Matrimônio, um caminho de santificação (Parte III)

January 2, 2017

O SOFRIMENTO NO CASAMENTO

 

 

 

       Da mesma forma que o casamento faz parte da ordem natural do ser humano, assim também é o sofrimento.  Ele é intrínseco da condição limitada do homem. Entra no mundo através da desobediência de um casal, Adão e Eva, mas, em Cristo ele é redimido e pode ser usado como matéria prima para a santificação.

 

       Pode-se dizer que com a paixão de Cristo todo o sofrimento humano veio a encontrar-se numa nova situação.

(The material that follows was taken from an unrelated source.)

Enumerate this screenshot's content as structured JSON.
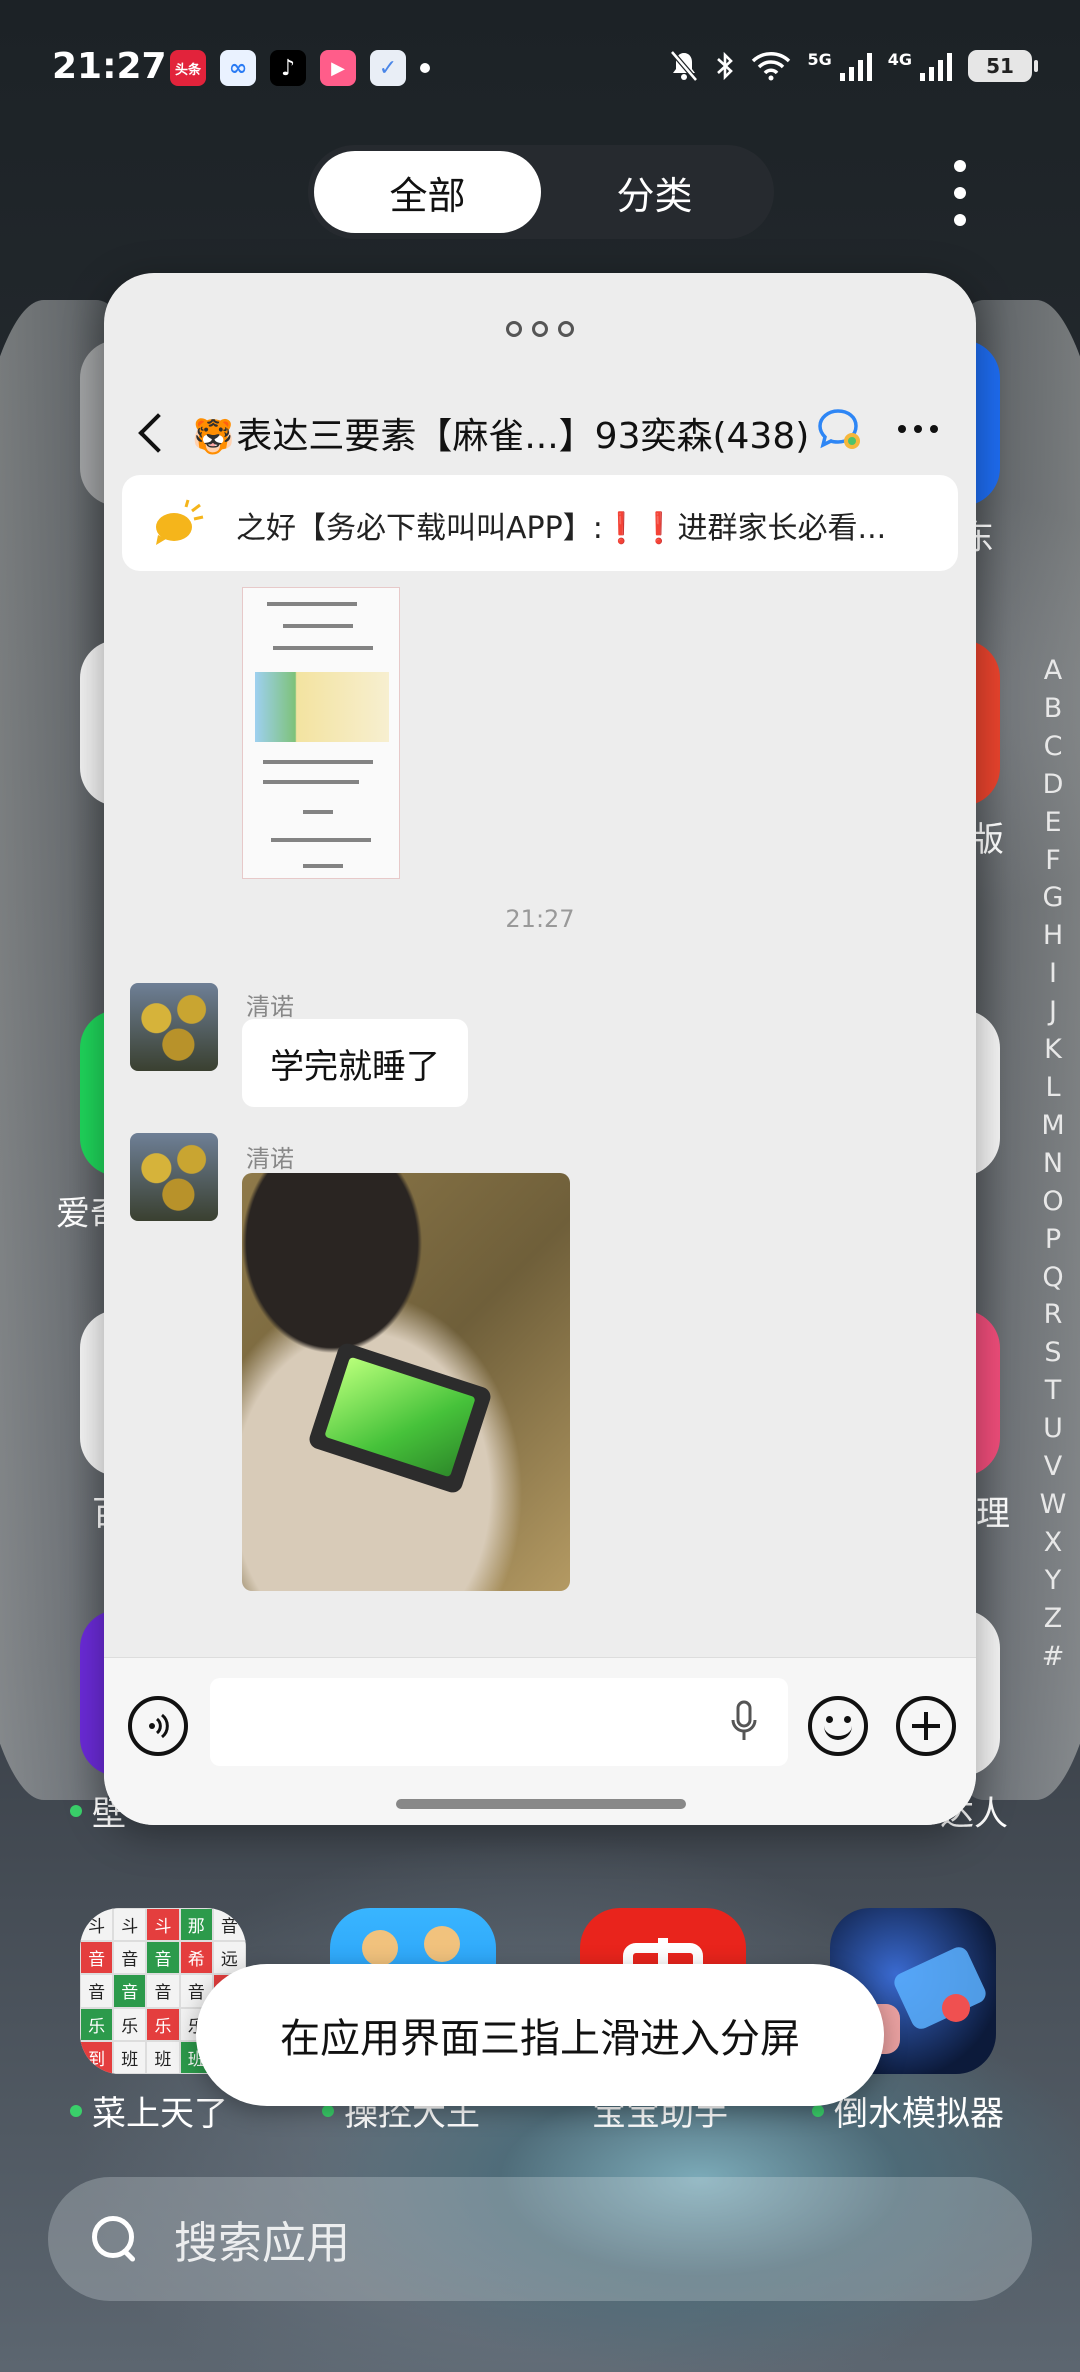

Parece mesmo que Job a tinha pressentido, quando dizia: “Eu sei que o meu Redentor está vivo...”, (54) e que para ela tivesse orientado o seu próprio sofrimento que, sem a Redenção, não teria podido revelar-lhe a plenitude do seu significado. Na Cruz de Cristo, não só se realizou a Redenção através do sofrimento, mas também o próprio sofrimento humano foi redimido. 19,2 SALVIFICI DOLORIS. 

 

       Essa realidade do sofrimento não é ausente na vida familiar. A felicidade da vida conjugal não os priva da cruz do sofrimento humano. A fome, o desemprego, as guerras, a infidelidade e a morte são alguns dos inúmeros tipos de sofrimento que atingem o casal. Diante desse fato, como podemos viver o sofrimento dentro da espiritualidade conjugal?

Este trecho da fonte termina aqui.